Introduction to rectal cancer knowledge

  Rectal cancer is formed by the malignant transformation of rectal tissue cells. With the improvement of quality of life, the incidence of rectal cancer is increasing year by year, and it has been reported that the incidence of colorectal cancer (colon cancer + rectal cancer) ranks third (the first two are lung cancer and gastric cancer), and by 2015 the incidence of colorectal cancer may exceed that of lung cancer and gastric cancer and rank first. Therefore, research on the diagnosis and treatment of rectal cancer is a very important topic.
  Causes
  The cause of rectal cancer is still not clear, and its incidence is related to social environment, dietary habits and genetic factors. Rectal polyps are also a high risk factor for rectal cancer. It is basically accepted that high intake of animal fat and protein and insufficient intake of dietary fiber are the high risk factors for the development of rectal cancer.
  Disease stage
  Stage 0: cancer is limited to the mucosal layer, without lymph node metastasis
  Stage I: tumor is confined to the intrinsic muscular layer without lymph node metastasis
  Stage II: tumor infiltration beyond the intrinsic muscular layer, but no lymph node metastasis
  Stage III: metastasis in lymph nodes
  Stage IV: distant metastasis (liver, lung, etc.) or peritoneal metastasis
  Clinical manifestations
  Early stage rectal cancer is mostly asymptomatic
  Patients with progressive cancer (middle and late stage) show symptoms such as abdominal pain, blood in stool, thinning of stool and diarrhea
  1. When rectal cancer grows to a certain extent, blood in stool can appear. A small amount of bleeding is not easily detected by the naked eye, but a large number of red blood cells can be found when the stool is examined by microscope, and the so-called fecal occult blood test is positive. When there is a large amount of bleeding, it can appear as blood in the stool with bright red or dark red color.
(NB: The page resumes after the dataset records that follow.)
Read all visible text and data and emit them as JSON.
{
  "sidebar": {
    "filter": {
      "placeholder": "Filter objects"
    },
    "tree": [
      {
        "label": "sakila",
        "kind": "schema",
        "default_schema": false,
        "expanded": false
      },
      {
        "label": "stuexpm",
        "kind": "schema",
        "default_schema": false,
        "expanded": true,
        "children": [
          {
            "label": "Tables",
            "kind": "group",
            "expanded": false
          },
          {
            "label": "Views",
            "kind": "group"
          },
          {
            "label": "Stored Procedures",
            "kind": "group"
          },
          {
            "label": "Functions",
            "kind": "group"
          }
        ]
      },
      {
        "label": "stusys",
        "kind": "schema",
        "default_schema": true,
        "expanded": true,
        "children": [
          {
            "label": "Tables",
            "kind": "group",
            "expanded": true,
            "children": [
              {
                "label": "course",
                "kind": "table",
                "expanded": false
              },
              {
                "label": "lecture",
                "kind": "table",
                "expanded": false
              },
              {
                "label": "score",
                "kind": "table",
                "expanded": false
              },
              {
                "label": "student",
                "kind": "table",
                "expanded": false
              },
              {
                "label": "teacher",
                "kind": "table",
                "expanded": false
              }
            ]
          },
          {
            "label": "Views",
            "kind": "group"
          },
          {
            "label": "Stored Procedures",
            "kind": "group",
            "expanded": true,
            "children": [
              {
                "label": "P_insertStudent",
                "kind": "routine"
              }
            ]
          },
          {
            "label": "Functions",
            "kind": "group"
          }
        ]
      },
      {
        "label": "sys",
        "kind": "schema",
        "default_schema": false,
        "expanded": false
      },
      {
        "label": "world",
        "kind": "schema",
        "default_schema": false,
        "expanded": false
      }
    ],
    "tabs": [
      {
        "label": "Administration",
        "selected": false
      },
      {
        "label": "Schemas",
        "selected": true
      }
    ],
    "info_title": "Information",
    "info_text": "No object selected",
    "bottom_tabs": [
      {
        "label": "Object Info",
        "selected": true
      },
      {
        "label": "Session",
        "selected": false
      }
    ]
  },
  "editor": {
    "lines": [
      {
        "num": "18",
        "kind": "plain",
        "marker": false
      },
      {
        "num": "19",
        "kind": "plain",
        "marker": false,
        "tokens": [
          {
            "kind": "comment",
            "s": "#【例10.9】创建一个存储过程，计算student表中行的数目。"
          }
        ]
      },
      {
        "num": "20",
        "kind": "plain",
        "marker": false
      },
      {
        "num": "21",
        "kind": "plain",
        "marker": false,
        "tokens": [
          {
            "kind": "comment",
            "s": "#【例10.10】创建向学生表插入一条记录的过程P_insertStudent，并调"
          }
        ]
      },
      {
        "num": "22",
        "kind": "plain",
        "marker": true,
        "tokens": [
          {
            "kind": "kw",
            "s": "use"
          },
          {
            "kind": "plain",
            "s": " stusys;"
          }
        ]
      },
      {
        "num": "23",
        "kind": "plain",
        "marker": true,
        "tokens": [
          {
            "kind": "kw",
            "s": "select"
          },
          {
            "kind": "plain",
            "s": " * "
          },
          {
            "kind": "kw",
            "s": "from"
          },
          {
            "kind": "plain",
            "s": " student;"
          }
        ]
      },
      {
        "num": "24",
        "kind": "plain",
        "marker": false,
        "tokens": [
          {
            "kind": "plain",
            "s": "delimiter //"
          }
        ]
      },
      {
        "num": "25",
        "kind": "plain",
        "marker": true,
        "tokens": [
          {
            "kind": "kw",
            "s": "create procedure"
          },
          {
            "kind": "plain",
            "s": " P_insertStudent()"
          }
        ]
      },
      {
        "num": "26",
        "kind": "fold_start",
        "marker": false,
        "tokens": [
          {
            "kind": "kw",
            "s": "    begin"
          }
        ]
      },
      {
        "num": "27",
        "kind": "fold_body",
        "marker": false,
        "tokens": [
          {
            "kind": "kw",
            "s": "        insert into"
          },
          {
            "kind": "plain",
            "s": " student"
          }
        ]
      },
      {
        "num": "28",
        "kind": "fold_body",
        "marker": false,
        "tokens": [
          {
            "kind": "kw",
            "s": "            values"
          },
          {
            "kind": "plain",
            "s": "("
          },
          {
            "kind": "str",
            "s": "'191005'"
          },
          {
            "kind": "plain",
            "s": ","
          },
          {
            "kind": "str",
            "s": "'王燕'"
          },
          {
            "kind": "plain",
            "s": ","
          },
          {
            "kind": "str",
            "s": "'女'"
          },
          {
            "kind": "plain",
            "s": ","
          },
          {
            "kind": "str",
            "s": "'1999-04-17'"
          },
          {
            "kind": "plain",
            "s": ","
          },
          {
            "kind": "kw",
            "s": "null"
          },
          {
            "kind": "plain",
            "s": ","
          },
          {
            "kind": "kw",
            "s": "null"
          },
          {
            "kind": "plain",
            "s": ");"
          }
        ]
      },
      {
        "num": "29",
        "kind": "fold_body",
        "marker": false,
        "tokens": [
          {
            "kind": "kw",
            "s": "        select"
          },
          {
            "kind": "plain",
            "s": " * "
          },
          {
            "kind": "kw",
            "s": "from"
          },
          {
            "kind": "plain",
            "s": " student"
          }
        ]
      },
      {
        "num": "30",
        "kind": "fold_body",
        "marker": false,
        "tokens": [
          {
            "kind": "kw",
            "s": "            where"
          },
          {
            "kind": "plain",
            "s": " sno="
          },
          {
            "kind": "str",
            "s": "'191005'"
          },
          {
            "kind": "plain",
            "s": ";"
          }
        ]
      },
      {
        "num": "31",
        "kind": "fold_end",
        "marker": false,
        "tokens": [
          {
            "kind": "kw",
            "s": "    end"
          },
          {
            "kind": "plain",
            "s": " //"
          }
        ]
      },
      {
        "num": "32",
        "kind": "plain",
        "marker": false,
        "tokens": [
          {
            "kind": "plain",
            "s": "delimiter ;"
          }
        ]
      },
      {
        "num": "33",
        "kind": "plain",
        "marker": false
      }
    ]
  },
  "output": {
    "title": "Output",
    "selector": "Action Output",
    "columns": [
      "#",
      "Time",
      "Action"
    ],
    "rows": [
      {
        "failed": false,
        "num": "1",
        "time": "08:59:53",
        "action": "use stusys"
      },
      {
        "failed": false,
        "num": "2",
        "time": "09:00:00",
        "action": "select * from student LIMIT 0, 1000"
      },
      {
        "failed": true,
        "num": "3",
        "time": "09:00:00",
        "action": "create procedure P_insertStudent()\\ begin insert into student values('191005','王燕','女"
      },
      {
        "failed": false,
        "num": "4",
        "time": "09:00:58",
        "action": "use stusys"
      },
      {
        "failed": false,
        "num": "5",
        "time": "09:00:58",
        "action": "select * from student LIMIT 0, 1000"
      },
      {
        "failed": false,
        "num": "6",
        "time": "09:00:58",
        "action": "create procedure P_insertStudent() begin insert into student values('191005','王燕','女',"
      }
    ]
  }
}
When the cancer surface breaks down and forms ulcers and the tumor tissue is necrotic and infected, pus and blood, mucus and blood stools may appear.
  2.Patients may have different degrees of incomplete stool feeling, anal drop feeling and sometimes diarrhea.
  3.When rectal tumor causes narrowing of intestinal lumen, symptoms of intestinal obstruction (abdominal pain, abdominal distension, difficulty in defecation) may appear in different degrees. The stool can be thin and with grooves.
  4.When tumor invades bladder and urethra, frequent, urgent, painful urination and difficulty in urination may appear; when tumor invades vagina, rectovaginal fistula and fecal fluid may appear; when tumor invades sacrum and nerves, severe pain in sacrococcygeal area and perineum may appear; when tumor invades and presses ureter, swelling and pain in lumbar area may appear; when tumor also presses external iliac vessels, edema of lower limbs may appear. All the above symptoms indicate that the tumor is in advanced stage.
  5.When the tumor metastasizes distantly (liver, lung, etc.), the corresponding organs can show symptoms. For example, dry cough and chest pain may appear when metastasis to lung.
  6.Patients may have different degrees of weakness, weight loss and other symptoms.
  For patients with the above symptoms (abdominal pain, blood in stool, thinning of stool and diarrhea), it is recommended to go to regular anorectal clinics of hospitals and not to attribute the above symptoms to hemorrhoids. Many patients have delayed treatment because of treating rectal cancer as hemorrhoids.
  Diagnosis and identification of auxiliary examination
  1.Fecal routine + occult blood: it can be used as a simple screening index, if occult blood is positive, further examination is needed to understand the condition of gastrointestinal tract (stomach, small intestine, large intestine and rectum).
  2.Tumor marker examination: there are two main markers for colorectal cancer: CEA and CA-199, which should be noted for liver and lung metastasis if they are elevated before surgery, and the positive rate of CEA is about 30% before surgery and about 70% after surgery for recurrence.
  3. Patients who have no problems with rectal examination should not let down their guard: further colonoscopy is feasible to understand the situation of the rectum and large intestine that cannot be reached by finger diagnosis. If you do not want to perform colonoscopy, barium enema is feasible (note that before performing colonoscopy or barium enema, you must exclude the presence of intestinal obstruction, such as intestinal obstruction is prohibited to take laxatives to prepare the intestine).
  4, chest X-ray or chest X-ray: exclude the presence of lung metastases
  5.Liver ultrasound or abdominal CT examination: exclude the presence of liver metastases
  6.Pelvic CT or magnetic resonance imaging (MRI) examination: to understand the infiltration of tumor and the presence of pelvic lymph node metastasis
  7.Anal stool control function test: this test is needed to understand the anal stool control function before internal sphincter resection surgery.